ECLI:NL:RBMID:2002:AE1962
Rechtbank Middelburg
- Raadkamer
- A.M.P. Gaakeer
- W.P.M. ter Berg
- R.C.M. Reinarz
- Rechtspraak.nl
Afwijzing vordering nieuwe termijn voor vervolging in Opiumwet-zaak
In deze beschikking van de Rechtbank Middelburg, gedateerd 23 april 2002, werd de vordering van de officier van justitie om een nieuwe termijn voor vervolging te stellen afgewezen. De vordering was ingediend op 29 maart 2002 en betrof een verdachte die werd verdacht van het medeplegen van opzettelijke overtreding van de Opiumwet, specifiek hennepkweek.

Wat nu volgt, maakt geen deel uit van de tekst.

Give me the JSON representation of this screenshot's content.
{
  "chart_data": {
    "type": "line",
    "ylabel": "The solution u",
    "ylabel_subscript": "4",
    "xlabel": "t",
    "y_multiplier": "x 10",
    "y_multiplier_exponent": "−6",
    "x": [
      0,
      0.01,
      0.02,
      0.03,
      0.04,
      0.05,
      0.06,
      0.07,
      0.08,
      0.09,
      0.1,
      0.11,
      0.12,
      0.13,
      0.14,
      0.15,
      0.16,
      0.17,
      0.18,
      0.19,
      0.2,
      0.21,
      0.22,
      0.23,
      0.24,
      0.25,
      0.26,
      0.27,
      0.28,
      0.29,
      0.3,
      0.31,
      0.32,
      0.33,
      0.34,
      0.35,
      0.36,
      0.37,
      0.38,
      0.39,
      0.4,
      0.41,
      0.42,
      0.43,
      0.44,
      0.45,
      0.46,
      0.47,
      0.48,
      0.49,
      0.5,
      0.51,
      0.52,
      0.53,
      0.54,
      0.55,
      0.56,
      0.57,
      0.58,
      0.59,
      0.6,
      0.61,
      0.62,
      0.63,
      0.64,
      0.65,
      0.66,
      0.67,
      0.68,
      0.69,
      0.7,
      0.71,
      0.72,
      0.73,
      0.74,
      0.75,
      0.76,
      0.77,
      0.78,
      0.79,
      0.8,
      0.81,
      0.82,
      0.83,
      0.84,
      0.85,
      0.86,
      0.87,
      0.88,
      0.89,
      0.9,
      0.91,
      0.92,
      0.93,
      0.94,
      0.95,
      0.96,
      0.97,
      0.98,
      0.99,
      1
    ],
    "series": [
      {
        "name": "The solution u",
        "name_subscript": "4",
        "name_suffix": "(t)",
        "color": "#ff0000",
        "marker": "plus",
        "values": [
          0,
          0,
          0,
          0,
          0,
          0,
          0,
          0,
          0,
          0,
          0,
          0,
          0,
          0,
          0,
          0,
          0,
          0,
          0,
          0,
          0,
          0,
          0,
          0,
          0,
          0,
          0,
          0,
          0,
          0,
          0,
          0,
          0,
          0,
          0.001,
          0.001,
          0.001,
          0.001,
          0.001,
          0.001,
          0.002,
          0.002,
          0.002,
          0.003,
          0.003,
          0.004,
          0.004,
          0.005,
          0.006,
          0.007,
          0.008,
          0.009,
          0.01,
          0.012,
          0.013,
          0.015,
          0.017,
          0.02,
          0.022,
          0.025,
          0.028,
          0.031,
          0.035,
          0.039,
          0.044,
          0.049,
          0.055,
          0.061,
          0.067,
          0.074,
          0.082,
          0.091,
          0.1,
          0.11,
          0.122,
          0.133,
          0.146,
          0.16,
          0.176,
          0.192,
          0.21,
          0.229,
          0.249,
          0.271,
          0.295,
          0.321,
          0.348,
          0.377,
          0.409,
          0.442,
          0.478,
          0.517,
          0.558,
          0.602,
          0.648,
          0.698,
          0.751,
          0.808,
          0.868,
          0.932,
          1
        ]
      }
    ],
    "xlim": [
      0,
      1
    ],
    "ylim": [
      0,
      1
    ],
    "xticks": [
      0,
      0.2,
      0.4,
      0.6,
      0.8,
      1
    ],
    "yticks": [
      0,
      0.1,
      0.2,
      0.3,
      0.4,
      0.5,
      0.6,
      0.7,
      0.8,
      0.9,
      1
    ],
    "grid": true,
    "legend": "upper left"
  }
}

De rechtbank overwoog dat het algemeen belang niet dringend vorderde dat een nieuwe termijn werd gesteld, aangezien het feit niet zodanig bijzonder of ernstig was dat dit noodzakelijk was. De rechtbank stelde vast dat de officier van justitie niet binnen de wettelijk gestelde termijn van twee maanden na het sluiten van het gerechtelijk vooronderzoek een vervolgingsbeslissing had genomen, wat in strijd was met artikel 244 lid 1 van het Wetboek van Strafvordering. De rechtbank benadrukte dat het belang van de verdachte om binnen een redelijke termijn te vernemen of hij verder zou worden vervolgd, zwaarder weegt dan het vervolgingsbelang, tenzij het algemeen belang dringend om vervolging vraagt. In dit geval was de aangetroffen hennepkwekerij niet van een zodanige ernst dat dit het stellen van een nieuwe termijn rechtvaardigde. De beschikking werd uitgesproken door de meervoudige raadkamer voor strafzaken, bestaande uit de voorzitter en twee rechters, in aanwezigheid van de griffier.